World’s tallest metro line opens in Copenhagen

The ultra-modern Circle Line, opened this month, is the tallest and the longest in the world The world’s tallest metro line has opened in Copenhagen, with its impressively round Circle Line running 7.4km (4.3…

World's tallest metro line opens in Copenhagen

The ultra-modern Circle Line, opened this month, is the tallest and the longest in the world

The world’s tallest metro line has opened in Copenhagen, with its impressively round Circle Line running 7.4km (4.3 miles) to Copenhagen’s main attractions, including Tivoli Gardens, parliament and its opera house.

It is the country’s biggest ever infrastructure project, with the whole line costing €3.4bn (£3bn).

The line was opened earlier this month at a ceremony attended by Danish crown prince Frederik and Queen Margrethe, who dismissed comparisons between the new line and those in London, Paris and New York.

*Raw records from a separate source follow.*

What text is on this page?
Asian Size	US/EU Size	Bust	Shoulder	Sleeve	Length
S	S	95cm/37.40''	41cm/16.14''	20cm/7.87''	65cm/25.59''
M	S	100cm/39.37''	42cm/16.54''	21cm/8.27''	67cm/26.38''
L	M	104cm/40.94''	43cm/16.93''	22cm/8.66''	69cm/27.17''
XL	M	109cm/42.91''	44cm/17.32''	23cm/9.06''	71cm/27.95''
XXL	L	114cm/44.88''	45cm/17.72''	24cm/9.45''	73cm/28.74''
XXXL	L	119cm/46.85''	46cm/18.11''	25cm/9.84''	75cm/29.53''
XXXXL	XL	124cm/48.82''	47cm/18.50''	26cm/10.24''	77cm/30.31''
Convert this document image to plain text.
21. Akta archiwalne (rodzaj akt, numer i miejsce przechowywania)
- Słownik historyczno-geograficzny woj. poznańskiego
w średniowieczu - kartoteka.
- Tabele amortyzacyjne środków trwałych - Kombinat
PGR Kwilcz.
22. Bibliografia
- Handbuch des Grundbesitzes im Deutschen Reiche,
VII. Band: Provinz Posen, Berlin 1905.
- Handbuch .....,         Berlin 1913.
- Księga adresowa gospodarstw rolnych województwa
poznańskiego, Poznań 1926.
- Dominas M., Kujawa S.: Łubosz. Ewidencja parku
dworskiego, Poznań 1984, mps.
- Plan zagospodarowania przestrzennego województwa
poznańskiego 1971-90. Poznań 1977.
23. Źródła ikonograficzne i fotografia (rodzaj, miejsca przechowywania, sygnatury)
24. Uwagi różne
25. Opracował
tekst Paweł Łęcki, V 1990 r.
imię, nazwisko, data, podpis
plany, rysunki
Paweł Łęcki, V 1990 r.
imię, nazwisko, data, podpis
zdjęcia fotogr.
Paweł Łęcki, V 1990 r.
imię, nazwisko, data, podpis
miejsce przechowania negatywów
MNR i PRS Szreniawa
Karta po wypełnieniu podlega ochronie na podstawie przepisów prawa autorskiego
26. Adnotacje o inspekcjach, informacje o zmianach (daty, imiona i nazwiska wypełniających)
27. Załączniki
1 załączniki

Speaking about the opening, Frederik said: “We thought about the Circle Line’s length and the Circle Line’s aspect. And we thought: ‘What is the Circle Line but a line?’ So it’s 12.5 metres high, it’s 14 metres wide and it’s about 6 kilometres long. It has to be a line, because it’s a travelling line.”

The dome of Tivoli Gardens takes pride of place in Copenhagen’s new Skyline station. Photograph: Isabella Legg/Reuters

It is the highest metro in the world, and the longest in the world. The line breaks new ground in many aspects. The section from Roskilde station, west of Copenhagen, is the tallest, being almost 34 metres (113ft) high and featuring two glass rings that meet at Berners Street station.

It has high-speed trains running at speeds up to 160kmh, for which it had to secure compensation agreements from rail operators Siemens and Bombardier to help cover the £150m cost. The world’s longest metro line is the city’s railway in Shanghai, which is 124km long.

Only a small circle in the city gives sight of the Adlon hotel. Photograph: Evert Elzinga/AP

In comparison, the busiest metro line in London is Sadiq Khan’s Jubilee line, which has a combined length of around 30km.

It took 10 years to build the line, during which time the design and materials underwent revisions. Developments were required from as far afield as India. The line stops at most of the city’s nine neighbourhoods and lasts 34 minutes, with stations including Roskilde, Jægersborggade, Roskilde, Højlabrogade, Aalborg, Kissoulere and Nyborg.

The level of change in the line from its finish to the network’s north-eastern edge, Wærstrand, has surprised pedestrians – many of whom have almost no idea where it has gone.

It has become the central axis of the entire city, a building that has made the rail-less Copenhagen a force to be reckoned with.